ARSHAK MAKICHYAN: Russian ordinary people are feeling horror, because they are left alone with dictatorship. There are left alone with millions of police. And this police is financed by Europe, by fossil fuel money. So, we need to help them to escape the war, because it’s very strange for me when European countries are shutting down the borders for people who are trying to escape from mobilization, because if these people would be able to escape the mobilization, then they won’t be taking part in the war. Of course, yeah, they can be more brave and fight Putin by bare hands, but it’s not possible to fight a police state. Putin has millions of police. And it’s not easy to have a revolution. You cannot go just to Kremlin with your bare hands and, yeah, have a revolution. It’s not so easy to have a revolution in a dictatorship where all media are controlled by government, where all independent media were declared foreign agents —

AMY GOODMAN: Arshak, we have 10 seconds.

ARSHAK MAKICHYAN: — and had to flee. So, yeah.

AMY GOODMAN: We have 10 seconds, Arshak.

ARSHAK MAKICHYAN: Yeah?

AMY GOODMAN: If you could finish your statement?

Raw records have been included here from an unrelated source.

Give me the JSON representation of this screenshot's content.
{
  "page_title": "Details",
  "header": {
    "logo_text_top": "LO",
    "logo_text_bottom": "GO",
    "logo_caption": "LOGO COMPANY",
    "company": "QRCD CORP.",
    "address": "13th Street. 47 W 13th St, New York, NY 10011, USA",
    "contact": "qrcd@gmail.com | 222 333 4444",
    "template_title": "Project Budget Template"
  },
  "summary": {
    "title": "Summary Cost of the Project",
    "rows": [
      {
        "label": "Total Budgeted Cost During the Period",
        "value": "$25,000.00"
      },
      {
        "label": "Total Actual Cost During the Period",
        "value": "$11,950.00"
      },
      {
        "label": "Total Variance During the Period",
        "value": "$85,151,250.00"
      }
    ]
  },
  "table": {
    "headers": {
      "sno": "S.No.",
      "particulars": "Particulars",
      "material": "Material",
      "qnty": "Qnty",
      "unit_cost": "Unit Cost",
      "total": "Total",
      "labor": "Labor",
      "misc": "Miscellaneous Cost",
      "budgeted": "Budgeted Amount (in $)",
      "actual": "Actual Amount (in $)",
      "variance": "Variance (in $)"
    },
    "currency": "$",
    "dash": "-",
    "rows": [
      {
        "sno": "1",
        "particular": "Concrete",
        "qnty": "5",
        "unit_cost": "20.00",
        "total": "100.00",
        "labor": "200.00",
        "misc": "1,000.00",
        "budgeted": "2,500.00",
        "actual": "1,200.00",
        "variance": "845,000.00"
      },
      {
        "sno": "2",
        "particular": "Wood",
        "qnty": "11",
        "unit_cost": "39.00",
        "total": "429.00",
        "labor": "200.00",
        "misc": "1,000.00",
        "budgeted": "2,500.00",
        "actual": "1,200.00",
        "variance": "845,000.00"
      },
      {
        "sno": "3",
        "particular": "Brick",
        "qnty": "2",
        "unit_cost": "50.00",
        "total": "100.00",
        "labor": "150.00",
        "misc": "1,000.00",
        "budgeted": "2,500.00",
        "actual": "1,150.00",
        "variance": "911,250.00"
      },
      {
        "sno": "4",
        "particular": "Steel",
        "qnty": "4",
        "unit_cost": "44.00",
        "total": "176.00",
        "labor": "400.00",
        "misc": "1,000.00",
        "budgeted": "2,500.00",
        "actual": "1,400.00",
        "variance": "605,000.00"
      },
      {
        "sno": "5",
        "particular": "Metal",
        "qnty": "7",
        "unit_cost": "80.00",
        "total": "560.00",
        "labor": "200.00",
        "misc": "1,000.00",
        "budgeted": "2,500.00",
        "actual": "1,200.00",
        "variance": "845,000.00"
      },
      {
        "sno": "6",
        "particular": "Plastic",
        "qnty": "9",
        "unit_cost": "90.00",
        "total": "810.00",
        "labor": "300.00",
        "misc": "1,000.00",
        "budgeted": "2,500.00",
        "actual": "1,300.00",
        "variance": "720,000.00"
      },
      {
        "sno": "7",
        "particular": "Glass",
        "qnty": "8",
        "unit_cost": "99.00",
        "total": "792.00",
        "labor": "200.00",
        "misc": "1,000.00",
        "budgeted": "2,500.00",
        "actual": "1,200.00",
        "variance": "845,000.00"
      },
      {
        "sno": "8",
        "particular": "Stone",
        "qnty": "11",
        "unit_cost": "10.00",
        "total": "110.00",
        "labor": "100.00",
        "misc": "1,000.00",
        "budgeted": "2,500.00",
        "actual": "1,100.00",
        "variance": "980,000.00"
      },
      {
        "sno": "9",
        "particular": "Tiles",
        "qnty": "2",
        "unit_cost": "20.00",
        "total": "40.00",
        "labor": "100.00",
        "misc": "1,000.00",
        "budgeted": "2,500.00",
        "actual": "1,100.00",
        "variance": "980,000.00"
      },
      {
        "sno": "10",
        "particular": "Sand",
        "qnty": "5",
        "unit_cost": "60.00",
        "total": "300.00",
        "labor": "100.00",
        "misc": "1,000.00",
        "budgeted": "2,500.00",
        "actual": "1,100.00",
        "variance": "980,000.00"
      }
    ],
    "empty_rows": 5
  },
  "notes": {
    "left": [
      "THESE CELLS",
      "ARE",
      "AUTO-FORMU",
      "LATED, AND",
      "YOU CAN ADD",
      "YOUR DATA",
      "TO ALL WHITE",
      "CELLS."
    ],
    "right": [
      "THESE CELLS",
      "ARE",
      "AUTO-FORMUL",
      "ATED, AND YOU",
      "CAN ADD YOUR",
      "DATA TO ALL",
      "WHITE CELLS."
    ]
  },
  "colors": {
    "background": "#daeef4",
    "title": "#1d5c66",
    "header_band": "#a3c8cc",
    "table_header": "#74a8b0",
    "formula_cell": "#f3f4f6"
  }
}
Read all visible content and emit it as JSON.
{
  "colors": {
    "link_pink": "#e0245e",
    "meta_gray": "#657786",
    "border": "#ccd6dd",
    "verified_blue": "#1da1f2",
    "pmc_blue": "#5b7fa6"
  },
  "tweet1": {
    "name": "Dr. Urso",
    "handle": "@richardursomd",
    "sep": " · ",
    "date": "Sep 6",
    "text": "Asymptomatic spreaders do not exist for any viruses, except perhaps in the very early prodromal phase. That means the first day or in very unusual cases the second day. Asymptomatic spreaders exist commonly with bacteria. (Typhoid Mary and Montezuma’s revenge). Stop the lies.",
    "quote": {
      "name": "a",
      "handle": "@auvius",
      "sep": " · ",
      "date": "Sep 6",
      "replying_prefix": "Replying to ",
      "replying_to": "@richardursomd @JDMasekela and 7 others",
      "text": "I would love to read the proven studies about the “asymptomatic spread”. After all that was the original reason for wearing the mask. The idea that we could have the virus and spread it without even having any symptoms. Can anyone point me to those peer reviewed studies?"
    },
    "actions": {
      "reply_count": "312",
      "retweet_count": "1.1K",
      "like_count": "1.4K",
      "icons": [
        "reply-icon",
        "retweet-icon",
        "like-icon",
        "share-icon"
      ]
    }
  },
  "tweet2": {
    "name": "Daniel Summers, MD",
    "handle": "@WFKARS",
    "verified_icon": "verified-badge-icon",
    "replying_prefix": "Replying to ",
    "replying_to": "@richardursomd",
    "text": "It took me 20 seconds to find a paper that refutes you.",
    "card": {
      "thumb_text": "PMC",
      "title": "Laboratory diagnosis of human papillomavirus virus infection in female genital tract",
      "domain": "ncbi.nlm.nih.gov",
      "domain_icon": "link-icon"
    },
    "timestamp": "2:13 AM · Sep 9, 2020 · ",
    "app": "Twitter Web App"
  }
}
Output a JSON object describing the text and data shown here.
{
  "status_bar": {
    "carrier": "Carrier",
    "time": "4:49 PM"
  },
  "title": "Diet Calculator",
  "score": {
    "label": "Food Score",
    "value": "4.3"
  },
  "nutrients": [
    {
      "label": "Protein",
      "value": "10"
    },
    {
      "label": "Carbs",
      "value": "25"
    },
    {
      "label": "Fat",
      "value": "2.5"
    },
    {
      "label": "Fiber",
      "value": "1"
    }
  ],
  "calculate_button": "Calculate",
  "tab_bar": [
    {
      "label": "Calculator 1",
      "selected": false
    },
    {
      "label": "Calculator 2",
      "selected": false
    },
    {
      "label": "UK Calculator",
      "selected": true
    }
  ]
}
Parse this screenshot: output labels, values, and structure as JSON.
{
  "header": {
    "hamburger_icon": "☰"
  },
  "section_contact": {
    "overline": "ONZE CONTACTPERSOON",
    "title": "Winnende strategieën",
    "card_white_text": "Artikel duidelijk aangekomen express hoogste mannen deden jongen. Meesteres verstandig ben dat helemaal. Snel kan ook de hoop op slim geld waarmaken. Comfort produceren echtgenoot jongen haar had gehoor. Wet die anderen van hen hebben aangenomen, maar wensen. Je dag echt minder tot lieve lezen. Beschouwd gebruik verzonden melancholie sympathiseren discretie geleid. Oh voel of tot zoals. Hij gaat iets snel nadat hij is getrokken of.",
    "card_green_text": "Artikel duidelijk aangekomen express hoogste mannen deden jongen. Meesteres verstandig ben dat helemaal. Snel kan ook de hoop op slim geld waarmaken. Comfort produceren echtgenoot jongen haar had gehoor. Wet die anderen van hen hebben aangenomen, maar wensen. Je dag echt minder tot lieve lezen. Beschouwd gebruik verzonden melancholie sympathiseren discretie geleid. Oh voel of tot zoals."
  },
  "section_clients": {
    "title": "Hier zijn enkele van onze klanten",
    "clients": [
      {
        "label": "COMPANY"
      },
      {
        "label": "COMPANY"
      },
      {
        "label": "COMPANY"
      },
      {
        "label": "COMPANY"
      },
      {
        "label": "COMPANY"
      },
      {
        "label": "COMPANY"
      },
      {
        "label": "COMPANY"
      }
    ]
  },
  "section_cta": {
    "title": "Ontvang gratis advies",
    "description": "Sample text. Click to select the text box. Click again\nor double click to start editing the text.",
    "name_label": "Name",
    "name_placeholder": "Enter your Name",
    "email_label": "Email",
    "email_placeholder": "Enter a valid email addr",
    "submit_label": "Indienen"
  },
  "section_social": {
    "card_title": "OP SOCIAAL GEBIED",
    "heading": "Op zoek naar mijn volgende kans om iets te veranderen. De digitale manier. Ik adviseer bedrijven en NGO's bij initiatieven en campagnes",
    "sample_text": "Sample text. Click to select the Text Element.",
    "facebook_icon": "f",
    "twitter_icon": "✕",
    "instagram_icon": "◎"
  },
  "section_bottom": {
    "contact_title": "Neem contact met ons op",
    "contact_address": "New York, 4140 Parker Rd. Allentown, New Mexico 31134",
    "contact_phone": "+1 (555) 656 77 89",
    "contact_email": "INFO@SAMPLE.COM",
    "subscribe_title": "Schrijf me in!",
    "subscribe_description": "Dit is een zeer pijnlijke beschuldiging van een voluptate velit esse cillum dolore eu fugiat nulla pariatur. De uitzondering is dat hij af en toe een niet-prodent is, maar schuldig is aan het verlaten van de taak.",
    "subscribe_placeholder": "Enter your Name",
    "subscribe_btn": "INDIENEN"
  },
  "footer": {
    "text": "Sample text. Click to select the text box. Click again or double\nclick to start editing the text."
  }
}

ARSHAK MAKICHYAN: Yes. So, Russian people, they don’t support the war. They are afraid to oppose the war, I think.

AMY GOODMAN: Well, Arshak Makichyan, we want to thank you for being with us. Again, your own citizenship in Russia is threatened to be revoked, exiled Russian antiwar, human rights activist in Berlin. And, Hanna Perekhoda, I want to thank you for joining us from Lausanne. I’m Amy Goodman, with Nermeen Shaikh.